Bill to strengthen pollution notification rules advances in Florida Senate
A Senate committee in Tallahassee unanimously passed a bill that would set standards for how to swiftly notify the public about pollution. It’s an issue residents in the Tampa Bay Area have grown weary of.
It's pouring rain in downtown Tampa. Standing just outside Port Tampa Bay, you can see towering cargo ships, rumbling trucks and equipment.
Justin Bloom is Executive Director of Suncoast Waterkeeper, an environmental advocacy group. He says most commercial industries like those operating at the port are highly regulated to ensure environmental safety precautions are in place.

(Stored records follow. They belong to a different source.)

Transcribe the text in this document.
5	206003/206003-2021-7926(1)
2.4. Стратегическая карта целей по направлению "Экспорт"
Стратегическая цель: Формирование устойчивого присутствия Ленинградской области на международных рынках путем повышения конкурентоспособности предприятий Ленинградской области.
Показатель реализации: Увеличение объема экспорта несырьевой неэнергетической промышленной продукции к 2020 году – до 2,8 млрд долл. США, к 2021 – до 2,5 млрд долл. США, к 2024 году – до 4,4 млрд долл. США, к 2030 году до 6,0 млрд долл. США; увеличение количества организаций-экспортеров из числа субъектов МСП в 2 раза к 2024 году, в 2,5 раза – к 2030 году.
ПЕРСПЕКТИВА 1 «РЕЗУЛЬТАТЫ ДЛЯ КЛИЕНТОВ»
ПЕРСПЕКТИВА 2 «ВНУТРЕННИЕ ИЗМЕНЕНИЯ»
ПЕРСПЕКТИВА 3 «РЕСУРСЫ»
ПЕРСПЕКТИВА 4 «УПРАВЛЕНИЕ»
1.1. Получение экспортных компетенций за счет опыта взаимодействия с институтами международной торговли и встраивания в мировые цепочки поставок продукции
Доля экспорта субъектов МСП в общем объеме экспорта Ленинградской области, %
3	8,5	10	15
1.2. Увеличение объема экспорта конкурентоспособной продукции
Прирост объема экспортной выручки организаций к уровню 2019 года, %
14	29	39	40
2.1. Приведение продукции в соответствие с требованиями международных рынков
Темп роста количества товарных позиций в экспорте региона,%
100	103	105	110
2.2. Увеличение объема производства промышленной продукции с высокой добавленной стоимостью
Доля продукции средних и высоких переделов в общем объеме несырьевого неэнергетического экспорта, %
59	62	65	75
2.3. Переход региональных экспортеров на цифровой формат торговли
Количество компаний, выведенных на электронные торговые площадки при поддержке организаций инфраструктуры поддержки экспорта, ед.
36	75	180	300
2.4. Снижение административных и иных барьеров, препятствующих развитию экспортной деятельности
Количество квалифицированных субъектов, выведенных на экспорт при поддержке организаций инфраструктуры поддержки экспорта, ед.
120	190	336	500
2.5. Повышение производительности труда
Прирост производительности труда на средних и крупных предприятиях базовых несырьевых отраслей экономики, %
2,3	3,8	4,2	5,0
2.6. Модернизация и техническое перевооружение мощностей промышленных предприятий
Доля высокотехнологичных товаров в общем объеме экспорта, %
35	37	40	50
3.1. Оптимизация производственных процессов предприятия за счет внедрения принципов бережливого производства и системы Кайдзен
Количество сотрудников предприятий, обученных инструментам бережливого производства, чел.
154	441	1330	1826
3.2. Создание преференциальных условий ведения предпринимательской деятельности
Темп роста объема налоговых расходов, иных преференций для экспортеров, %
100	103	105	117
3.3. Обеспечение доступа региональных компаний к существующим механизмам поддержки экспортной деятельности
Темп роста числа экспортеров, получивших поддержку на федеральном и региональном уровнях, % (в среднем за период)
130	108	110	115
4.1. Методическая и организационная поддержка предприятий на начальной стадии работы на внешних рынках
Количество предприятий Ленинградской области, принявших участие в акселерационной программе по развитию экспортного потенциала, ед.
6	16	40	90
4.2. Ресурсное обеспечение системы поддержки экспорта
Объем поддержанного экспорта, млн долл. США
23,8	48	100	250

“But extraordinary events happen, and sometimes these safety measures are ignored,” Bloom said. “You know, look at what happened with Mosaic, for example.”
It's a reference to last August, when a massive sinkhole opened under a gypsum stack at a Mosaic phosphate fertilizer plant in Polk County. 215 million gallons of contaminated water dumped into the Floridian aquifer – and it was weeks before the public knew about it.
Bloom says while that was and is a serious concern, a more significant threat is constant storm water runoff. The day-to-day pollutants on our lawns, sidewalks and driveways – not to mention toilets – on a rainy day like this, often end up in our water, especially in the summer.